07-14-2005 03:52 AM - edited 02-21-2020 01:52 PM
I have a remote office that connects back to home office via vpn. Connected to that remote hub are five spokes to other remote offices; also useing vpn. If something were to happen to the remote hub then the remote spokes would be left stranded with no connection back to home office.
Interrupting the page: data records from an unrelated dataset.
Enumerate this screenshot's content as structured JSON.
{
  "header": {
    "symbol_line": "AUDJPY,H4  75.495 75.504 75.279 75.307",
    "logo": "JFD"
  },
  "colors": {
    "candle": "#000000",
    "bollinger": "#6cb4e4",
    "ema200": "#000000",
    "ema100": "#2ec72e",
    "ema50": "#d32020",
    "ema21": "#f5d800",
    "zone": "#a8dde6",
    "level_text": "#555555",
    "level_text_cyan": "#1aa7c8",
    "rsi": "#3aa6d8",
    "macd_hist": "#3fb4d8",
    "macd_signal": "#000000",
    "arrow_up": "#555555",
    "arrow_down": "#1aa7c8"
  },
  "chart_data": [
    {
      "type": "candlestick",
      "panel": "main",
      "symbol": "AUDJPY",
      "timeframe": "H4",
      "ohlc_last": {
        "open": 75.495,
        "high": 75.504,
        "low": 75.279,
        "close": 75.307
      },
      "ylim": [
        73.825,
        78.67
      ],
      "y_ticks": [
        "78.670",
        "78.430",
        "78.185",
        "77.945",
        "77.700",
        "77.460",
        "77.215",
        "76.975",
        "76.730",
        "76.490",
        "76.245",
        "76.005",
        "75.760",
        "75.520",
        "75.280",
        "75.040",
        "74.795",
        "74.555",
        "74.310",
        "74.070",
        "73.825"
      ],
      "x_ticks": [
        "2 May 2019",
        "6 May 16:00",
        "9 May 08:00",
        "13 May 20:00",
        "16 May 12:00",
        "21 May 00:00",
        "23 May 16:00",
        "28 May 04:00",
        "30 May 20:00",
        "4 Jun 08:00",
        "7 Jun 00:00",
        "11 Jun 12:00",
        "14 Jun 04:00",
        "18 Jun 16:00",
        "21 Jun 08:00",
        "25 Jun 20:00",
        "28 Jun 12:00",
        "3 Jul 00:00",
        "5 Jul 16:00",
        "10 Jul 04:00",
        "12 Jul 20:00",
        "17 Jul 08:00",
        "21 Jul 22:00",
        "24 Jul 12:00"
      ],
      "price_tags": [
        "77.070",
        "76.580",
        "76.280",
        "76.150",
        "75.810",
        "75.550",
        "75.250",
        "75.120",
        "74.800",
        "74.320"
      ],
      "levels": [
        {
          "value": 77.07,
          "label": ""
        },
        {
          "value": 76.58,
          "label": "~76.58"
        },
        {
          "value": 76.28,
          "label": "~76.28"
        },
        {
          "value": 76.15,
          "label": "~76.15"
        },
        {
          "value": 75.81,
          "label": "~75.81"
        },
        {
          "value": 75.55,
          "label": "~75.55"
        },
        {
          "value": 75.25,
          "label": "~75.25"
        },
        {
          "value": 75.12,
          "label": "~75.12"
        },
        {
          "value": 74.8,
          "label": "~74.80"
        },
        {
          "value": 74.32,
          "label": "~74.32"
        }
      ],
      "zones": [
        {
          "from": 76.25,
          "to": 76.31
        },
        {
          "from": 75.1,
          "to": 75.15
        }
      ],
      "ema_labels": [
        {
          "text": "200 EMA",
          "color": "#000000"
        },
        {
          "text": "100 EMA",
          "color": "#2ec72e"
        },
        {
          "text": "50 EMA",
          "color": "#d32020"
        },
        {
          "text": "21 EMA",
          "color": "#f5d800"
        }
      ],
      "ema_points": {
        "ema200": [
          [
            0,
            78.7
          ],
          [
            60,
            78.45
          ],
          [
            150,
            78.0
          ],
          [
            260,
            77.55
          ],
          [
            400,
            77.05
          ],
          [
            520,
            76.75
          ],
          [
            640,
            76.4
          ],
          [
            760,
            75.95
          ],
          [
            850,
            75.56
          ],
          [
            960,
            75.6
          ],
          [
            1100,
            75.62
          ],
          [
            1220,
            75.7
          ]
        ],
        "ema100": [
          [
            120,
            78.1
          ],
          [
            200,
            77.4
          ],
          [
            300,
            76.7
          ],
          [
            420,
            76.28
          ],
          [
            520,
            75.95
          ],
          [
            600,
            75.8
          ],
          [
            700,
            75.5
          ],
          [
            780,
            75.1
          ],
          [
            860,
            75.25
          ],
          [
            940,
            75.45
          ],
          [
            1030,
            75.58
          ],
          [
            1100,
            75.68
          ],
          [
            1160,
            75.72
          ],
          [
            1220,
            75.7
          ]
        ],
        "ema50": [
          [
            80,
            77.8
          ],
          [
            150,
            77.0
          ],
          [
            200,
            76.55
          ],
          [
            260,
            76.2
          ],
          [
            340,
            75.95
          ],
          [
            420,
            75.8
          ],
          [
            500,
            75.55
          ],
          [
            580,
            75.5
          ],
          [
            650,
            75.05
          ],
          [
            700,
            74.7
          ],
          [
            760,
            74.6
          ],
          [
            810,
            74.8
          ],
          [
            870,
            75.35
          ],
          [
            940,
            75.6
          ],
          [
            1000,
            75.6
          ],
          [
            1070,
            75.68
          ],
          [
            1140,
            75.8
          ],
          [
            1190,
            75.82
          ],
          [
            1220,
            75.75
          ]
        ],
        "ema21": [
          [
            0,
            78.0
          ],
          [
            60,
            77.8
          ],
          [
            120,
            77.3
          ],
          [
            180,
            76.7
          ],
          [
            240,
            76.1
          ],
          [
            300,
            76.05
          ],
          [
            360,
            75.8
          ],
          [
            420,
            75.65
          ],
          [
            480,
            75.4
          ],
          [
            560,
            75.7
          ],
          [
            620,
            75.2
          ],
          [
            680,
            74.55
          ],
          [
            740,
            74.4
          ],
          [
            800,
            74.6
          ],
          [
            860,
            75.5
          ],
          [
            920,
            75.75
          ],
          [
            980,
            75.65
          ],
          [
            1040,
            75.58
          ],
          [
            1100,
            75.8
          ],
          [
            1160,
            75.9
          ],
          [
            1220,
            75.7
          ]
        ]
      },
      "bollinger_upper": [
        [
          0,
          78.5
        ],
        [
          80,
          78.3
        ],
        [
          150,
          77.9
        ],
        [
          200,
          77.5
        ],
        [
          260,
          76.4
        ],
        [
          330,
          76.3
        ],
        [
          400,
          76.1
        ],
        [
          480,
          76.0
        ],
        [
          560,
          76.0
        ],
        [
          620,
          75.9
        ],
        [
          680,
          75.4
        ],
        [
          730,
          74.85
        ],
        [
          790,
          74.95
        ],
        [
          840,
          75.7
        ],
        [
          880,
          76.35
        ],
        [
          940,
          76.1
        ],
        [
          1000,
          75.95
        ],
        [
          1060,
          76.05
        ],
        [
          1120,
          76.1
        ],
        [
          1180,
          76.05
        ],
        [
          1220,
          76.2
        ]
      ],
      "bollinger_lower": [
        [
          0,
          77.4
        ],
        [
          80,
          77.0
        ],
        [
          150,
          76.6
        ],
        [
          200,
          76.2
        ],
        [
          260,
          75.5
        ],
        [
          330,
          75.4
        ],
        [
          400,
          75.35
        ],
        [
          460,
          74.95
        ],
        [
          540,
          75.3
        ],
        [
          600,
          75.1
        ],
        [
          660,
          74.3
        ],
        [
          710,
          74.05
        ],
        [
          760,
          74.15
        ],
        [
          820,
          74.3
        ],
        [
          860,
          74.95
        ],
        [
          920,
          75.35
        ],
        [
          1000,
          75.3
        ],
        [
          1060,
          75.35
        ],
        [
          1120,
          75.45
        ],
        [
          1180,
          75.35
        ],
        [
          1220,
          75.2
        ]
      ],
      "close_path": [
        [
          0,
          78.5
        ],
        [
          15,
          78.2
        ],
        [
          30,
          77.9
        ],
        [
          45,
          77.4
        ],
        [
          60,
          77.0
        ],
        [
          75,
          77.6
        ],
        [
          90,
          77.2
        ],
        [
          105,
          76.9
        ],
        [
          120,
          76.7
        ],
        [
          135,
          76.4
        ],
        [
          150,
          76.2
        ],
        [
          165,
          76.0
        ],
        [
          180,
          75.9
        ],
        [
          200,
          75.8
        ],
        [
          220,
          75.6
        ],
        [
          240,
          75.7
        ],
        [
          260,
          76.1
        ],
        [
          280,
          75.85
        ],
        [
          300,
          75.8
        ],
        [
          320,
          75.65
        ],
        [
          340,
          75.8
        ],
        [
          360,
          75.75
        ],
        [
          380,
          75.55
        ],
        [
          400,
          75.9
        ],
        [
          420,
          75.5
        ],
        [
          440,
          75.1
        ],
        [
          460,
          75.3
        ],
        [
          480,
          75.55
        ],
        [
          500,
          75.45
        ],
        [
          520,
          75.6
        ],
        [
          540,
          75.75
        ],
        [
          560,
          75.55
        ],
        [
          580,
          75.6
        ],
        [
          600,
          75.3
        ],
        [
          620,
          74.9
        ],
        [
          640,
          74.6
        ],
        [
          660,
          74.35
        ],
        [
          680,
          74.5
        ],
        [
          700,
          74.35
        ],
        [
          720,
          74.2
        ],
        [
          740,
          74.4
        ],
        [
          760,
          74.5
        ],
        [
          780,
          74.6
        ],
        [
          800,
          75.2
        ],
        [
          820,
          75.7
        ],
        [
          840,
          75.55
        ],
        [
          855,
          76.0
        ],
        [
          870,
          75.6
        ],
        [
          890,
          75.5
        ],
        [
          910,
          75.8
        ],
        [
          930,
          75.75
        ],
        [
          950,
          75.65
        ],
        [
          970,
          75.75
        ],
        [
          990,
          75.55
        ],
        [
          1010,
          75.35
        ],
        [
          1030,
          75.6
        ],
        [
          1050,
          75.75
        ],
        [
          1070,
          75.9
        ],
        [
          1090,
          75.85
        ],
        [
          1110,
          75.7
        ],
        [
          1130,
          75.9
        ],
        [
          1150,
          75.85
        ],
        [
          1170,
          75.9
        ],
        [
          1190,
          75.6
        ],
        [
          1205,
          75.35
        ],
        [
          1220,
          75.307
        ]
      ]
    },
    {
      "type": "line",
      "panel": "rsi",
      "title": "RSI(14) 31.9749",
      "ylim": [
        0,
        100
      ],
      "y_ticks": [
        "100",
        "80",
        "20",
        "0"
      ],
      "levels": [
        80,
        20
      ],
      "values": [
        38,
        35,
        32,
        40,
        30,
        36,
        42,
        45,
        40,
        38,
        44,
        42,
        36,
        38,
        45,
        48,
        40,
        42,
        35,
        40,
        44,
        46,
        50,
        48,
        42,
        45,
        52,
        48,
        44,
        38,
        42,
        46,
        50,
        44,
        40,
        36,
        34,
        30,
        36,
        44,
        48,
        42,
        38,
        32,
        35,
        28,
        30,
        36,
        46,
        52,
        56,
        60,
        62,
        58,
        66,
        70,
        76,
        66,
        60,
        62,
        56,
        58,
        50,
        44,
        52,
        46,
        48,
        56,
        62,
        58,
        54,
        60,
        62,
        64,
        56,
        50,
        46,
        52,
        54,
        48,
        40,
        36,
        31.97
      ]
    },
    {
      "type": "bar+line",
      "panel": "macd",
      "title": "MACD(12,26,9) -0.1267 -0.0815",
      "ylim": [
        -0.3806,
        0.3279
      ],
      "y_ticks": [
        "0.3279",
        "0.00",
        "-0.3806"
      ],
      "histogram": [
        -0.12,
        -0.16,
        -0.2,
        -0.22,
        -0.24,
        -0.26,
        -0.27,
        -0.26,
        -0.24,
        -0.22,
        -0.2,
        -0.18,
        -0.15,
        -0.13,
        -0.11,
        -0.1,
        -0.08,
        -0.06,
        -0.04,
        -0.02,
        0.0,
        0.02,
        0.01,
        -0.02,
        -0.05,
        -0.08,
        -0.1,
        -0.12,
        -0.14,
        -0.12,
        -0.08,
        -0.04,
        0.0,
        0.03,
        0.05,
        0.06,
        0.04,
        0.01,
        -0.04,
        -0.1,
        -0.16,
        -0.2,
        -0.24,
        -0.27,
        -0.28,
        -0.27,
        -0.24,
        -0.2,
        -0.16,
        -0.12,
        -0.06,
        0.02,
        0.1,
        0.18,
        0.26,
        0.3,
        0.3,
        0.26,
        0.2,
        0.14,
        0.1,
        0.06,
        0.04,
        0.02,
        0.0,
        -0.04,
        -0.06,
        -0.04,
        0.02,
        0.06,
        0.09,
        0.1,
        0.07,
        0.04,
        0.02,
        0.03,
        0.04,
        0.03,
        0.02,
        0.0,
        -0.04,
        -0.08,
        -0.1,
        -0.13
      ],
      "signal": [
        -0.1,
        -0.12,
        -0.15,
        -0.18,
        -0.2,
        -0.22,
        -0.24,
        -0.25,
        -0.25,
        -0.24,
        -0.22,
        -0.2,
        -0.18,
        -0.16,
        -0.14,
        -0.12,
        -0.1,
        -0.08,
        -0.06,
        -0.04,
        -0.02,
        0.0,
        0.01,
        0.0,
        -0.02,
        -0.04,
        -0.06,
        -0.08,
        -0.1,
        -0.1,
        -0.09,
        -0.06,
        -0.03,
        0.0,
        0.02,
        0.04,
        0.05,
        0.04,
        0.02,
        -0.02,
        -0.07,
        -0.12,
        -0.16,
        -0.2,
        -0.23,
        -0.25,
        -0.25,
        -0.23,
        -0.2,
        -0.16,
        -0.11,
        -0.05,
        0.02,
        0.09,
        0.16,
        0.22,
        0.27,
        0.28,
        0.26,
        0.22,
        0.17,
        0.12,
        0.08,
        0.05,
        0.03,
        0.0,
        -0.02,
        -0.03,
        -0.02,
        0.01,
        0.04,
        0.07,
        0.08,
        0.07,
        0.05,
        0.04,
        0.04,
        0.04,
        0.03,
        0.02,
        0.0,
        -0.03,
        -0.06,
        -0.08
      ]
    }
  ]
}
Is there a way to have those remote spokes detect when the home-office-to-remote-hub connection drops so that it can create a new vpn connection striaght to the home office?
07-15-2005 05:02 AM
Someone please help. Even if you reply just to say that it can't be done, that'd be enough. Or maybe point me to a web page that will help.
Thanks.
07-15-2005 08:58 AM
I have implemented something that with a little adapting could probably provide what you want. I have a client with many remote offices using VPN for connectivity. On each remote I configure two VPN tunnels. We chose to use IPSec VPN with GRE tunnels. Doing this allows us to run a dynamic routing protocol over the tunnel. (We use EIGRP, but any of the dynamic protocols would work.) Running the dynamic routing protocol does several thins for us: it allows us to steer traffic so that one of the tunnels is perferred (is primary) and the other tunnel is used as a backup. Also the dynamic routing protocol is the mechanism which allows us to detect when the router at the primary tunnel has failed and we should fail over to the secondary tunnel. And when the primary tunnel router comes back up the routing protocol automatically restarts and directs traffic back onto the primary tunnel.